Lucier also noted that the company's use of qPCR in its growing molecular diagnostics business offers additional room for growth of the franchise.

"Once a lab brings up a qPCR product and is managing patients with that product, it's very difficult to change out that system … due to the trending of patients, et cetera," Lucier said. "We do have a number of instruments … in the clinical space," which offers a "strong opportunity for us to maintain our current share and maybe even grow it as we go forward."

Underscoring Lucier's comments is the company's recent acquisition of Pinpoint Genomics and its early-stage non-small cell lung cancer test designed to help doctors identify early-stage patients at high risk for progression to late-stage disease.

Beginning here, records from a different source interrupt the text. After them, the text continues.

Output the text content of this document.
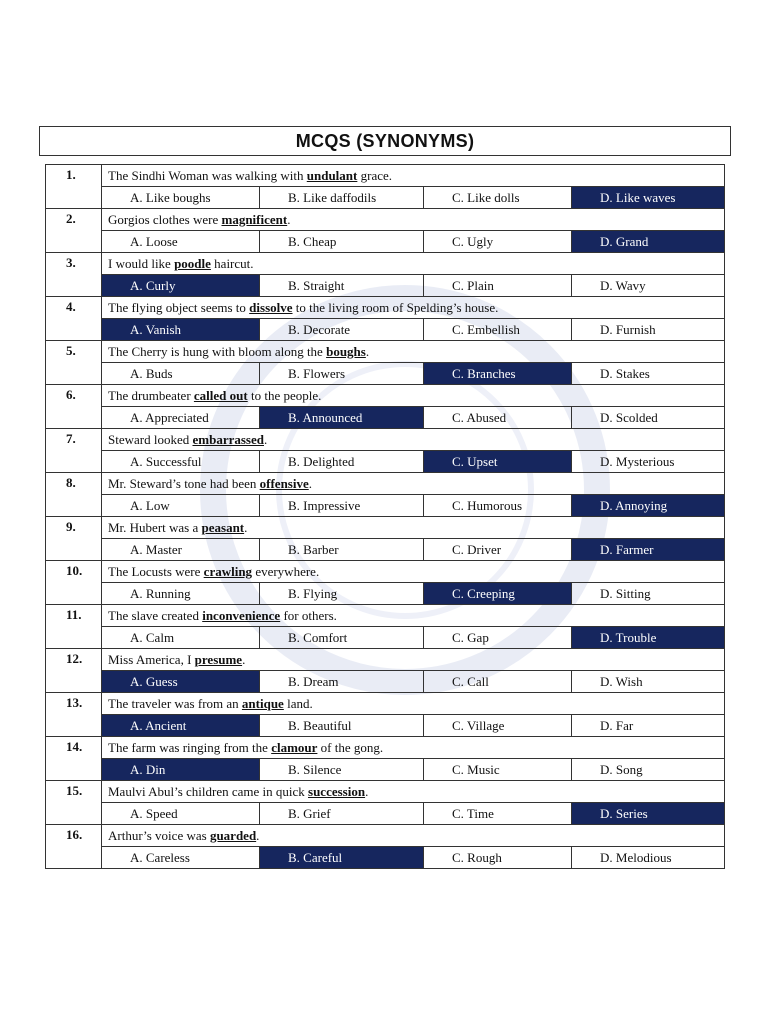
MCQS (SYNONYMS)
1.	The Sindhi Woman was walking with undulant grace.			
	A. Like boughs	B. Like daffodils	C. Like dolls	D. Like waves
2.	Gorgios clothes were magnificent.			
	A. Loose	B. Cheap	C. Ugly	D. Grand
3.	I would like poodle haircut.			
	A. Curly	B. Straight	C. Plain	D. Wavy
4.	The flying object seems to dissolve to the living room of Spelding’s house.			
	A. Vanish	B. Decorate	C. Embellish	D. Furnish
5.	The Cherry is hung with bloom along the boughs.			
	A. Buds	B. Flowers	C. Branches	D. Stakes
6.	The drumbeater called out to the people.			
	A. Appreciated	B. Announced	C. Abused	D. Scolded
7.	Steward looked embarrassed.			
	A. Successful	B. Delighted	C. Upset	D. Mysterious
8.	Mr. Steward’s tone had been offensive.			
	A. Low	B. Impressive	C. Humorous	D. Annoying
9.	Mr. Hubert was a peasant.			
	A. Master	B. Barber	C. Driver	D. Farmer
10.	The Locusts were crawling everywhere.			
	A. Running	B. Flying	C. Creeping	D. Sitting
11.	The slave created inconvenience for others.			
	A. Calm	B. Comfort	C. Gap	D. Trouble
12.	Miss America, I presume.			
	A. Guess	B. Dream	C. Call	D. Wish
13.	The traveler was from an antique land.			
	A. Ancient	B. Beautiful	C. Village	D. Far
14.	The farm was ringing from the clamour of the gong.			
	A. Din	B. Silence	C. Music	D. Song
15.	Maulvi Abul’s children came in quick succession.			
	A. Speed	B. Grief	C. Time	D. Series
16.	Arthur’s voice was guarded.			
	A. Careless	B. Careful	C. Rough	D. Melodious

Pinpoint's gene panel "was developed on a Life qPCR platform," the 7500 Fast Dx, Ronnie Andrews, president of medical sciences at Life Tech, noted during the call, adding that the test will eventually be transitioned from a laboratory-developed test to an CE IVD marked kit for sale outside the US.

"We plan to launch the test commercially later in 2012 as an LDT to ensure that lung cancer patients, who today worry about their risk for recurrence, will now have access to information that will help them and their physician make an informed choice about the need for adjuvant therapy," Andrews said. "We will begin immediately, though, to work on transitioning the test to a kit-based offering, which we will launch through our global channel, allowing us to access our large installed base of qPCR platforms currently being used in clinical labs outside the US."

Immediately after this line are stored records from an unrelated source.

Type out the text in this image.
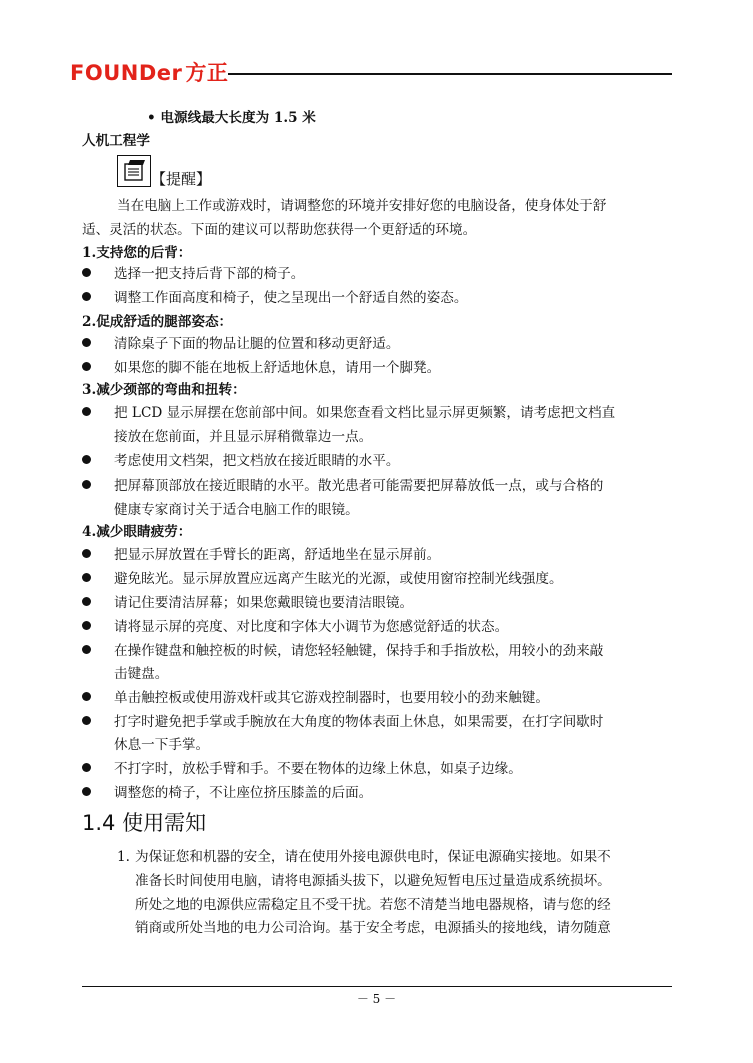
FOUNDer 方正
• 电源线最大长度为 1.5 米
人机工程学
【提醒】
当在电脑上工作或游戏时，请调整您的环境并安排好您的电脑设备，使身体处于舒
适、灵活的状态。下面的建议可以帮助您获得一个更舒适的环境。
1.支持您的后背：
选择一把支持后背下部的椅子。
调整工作面高度和椅子，使之呈现出一个舒适自然的姿态。
2.促成舒适的腿部姿态：
清除桌子下面的物品让腿的位置和移动更舒适。
如果您的脚不能在地板上舒适地休息，请用一个脚凳。
3.减少颈部的弯曲和扭转：
把 LCD 显示屏摆在您前部中间。如果您查看文档比显示屏更频繁，请考虑把文档直
接放在您前面，并且显示屏稍微靠边一点。
考虑使用文档架，把文档放在接近眼睛的水平。
把屏幕顶部放在接近眼睛的水平。散光患者可能需要把屏幕放低一点，或与合格的
健康专家商讨关于适合电脑工作的眼镜。
4.减少眼睛疲劳：
把显示屏放置在手臂长的距离，舒适地坐在显示屏前。
避免眩光。显示屏放置应远离产生眩光的光源，或使用窗帘控制光线强度。
请记住要清洁屏幕；如果您戴眼镜也要清洁眼镜。
请将显示屏的亮度、对比度和字体大小调节为您感觉舒适的状态。
在操作键盘和触控板的时候，请您轻轻触键，保持手和手指放松，用较小的劲来敲
击键盘。
单击触控板或使用游戏杆或其它游戏控制器时，也要用较小的劲来触键。
打字时避免把手掌或手腕放在大角度的物体表面上休息，如果需要，在打字间歇时
休息一下手掌。
不打字时，放松手臂和手。不要在物体的边缘上休息，如桌子边缘。
调整您的椅子，不让座位挤压膝盖的后面。
1.4 使用需知
1. 为保证您和机器的安全，请在使用外接电源供电时，保证电源确实接地。如果不
准备长时间使用电脑，请将电源插头拔下，以避免短暂电压过量造成系统损坏。
所处之地的电源供应需稳定且不受干扰。若您不清楚当地电器规格，请与您的经
销商或所处当地的电力公司洽询。基于安全考虑，电源插头的接地线，请勿随意
－ 5 －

And while it's true that Life Tech's diagnostics strategy will rely heavily on its qPCR franchise, it will also lean on a number of other technology platforms, officials noted.

"We intend to leverage Life's tremendous instrument installed base with over 7,500 placements of genetic analysis platforms in clinical settings today," Andrews said. "The important point here, though, is that our placements span across our CE, qPCR, SOLiD, [fluorescence in situ hybridization], immunohistochemistry, and Ion PGM technologies and platforms. Life's global channel access is a powerful advantage as we build out our molecular diagnostics business.

He added that the company is eyeing five principal disease areas for its molecular diagnostics business: oncology, inherited disease, neurological disorders, transplant diagnostics, and infectious diseases.

Life Tech is also developing a diagnostic version of its QuantStudio platform, although it has offered little detail thus far on its development (PCR Insider, 7/26/2012).